In an embodiment of the present invention, the image group obtaining module 502 is configured to generate pedestrian histograms for a plurality of surveillance video frames of the surveillance image group respectively in the same generation manner, where each surveillance video frame is divided into a plurality of regions at equal intervals in a first direction, each pedestrian histogram includes a plurality of rectangular bars, positions of the rectangular bars on a first axis are in one-to-one correspondence with the plurality of regions of the corresponding surveillance video frame, a length of each rectangular bar on a second axis represents a sum of pixel values of a pedestrian image in the corresponding region, and the first axis and the second axis are perpendicular to each other; determining a central rectangular strip and an edge rectangular strip from each pedestrian histogram to obtain a plurality of central rectangular strips and a plurality of edge rectangular strips; and judging whether the position change of the pedestrian meets the preset condition according to the length change conditions of the central rectangular strips and the edge rectangular strips.

In an embodiment of the present invention, the arrangement order of the central rectangular bars and the edge rectangular bars is consistent with the acquiring order of the monitoring video frames of the monitoring image group, and the image group acquiring module 502 is configured to determine that the position change of the pedestrian satisfies the preset condition when the lengths of the central rectangular bars gradually increase and the lengths of the edge rectangular bars gradually decrease.

In an embodiment of the present invention, the image group acquiring module 502 is configured to determine that the position change of the pedestrian satisfies the preset condition when the lengths of the edge rectangular bars gradually increase and the lengths of the center rectangular bars gradually decrease.

In one embodiment of the present invention, each of the surveillance video frames is equally divided into a plurality of regions in a first direction at a division unit of a target length, the target length being a length of a pixel in the first direction, the first direction being a row direction or a column direction.

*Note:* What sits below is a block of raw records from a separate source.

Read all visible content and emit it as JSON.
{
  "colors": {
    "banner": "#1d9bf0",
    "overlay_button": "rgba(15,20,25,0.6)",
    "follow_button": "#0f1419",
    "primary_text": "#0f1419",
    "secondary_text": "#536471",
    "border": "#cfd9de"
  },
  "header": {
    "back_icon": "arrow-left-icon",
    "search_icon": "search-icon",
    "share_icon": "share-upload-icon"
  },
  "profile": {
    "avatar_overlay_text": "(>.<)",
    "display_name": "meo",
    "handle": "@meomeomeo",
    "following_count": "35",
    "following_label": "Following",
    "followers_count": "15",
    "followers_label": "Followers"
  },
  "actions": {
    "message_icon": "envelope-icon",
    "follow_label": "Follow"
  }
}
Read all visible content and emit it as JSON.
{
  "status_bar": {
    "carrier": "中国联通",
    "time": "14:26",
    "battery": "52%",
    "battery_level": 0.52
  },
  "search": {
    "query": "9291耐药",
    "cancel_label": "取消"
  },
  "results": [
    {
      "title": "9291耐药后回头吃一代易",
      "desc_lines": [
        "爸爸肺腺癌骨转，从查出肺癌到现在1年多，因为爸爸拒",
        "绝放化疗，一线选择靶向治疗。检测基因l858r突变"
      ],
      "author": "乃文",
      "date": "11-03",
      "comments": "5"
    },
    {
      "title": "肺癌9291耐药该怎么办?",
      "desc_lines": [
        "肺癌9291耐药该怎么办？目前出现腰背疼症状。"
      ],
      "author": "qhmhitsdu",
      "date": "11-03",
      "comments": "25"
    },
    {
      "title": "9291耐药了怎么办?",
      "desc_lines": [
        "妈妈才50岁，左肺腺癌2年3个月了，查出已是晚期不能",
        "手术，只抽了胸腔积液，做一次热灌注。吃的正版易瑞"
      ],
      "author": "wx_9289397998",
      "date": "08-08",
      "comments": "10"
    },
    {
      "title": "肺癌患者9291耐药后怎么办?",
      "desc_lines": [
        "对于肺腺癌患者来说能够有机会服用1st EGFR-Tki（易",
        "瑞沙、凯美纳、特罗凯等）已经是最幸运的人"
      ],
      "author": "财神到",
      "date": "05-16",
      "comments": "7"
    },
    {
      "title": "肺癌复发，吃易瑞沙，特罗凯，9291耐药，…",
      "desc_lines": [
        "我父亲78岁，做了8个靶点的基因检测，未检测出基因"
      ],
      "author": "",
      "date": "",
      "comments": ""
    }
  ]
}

In an embodiment of the present invention, the identifying module 503 is configured to: for each target monitoring image group, acquiring a first crowd density map corresponding to each monitoring video frame in the target monitoring image group to obtain a plurality of first crowd density maps; acquiring a first light flow diagram corresponding to images of pedestrians in a plurality of monitoring video frames included in the target monitoring image group; and performing crowd event recognition on the target monitoring image group based on the plurality of first crowd density graphs and the first light flow graph through the crowd event model.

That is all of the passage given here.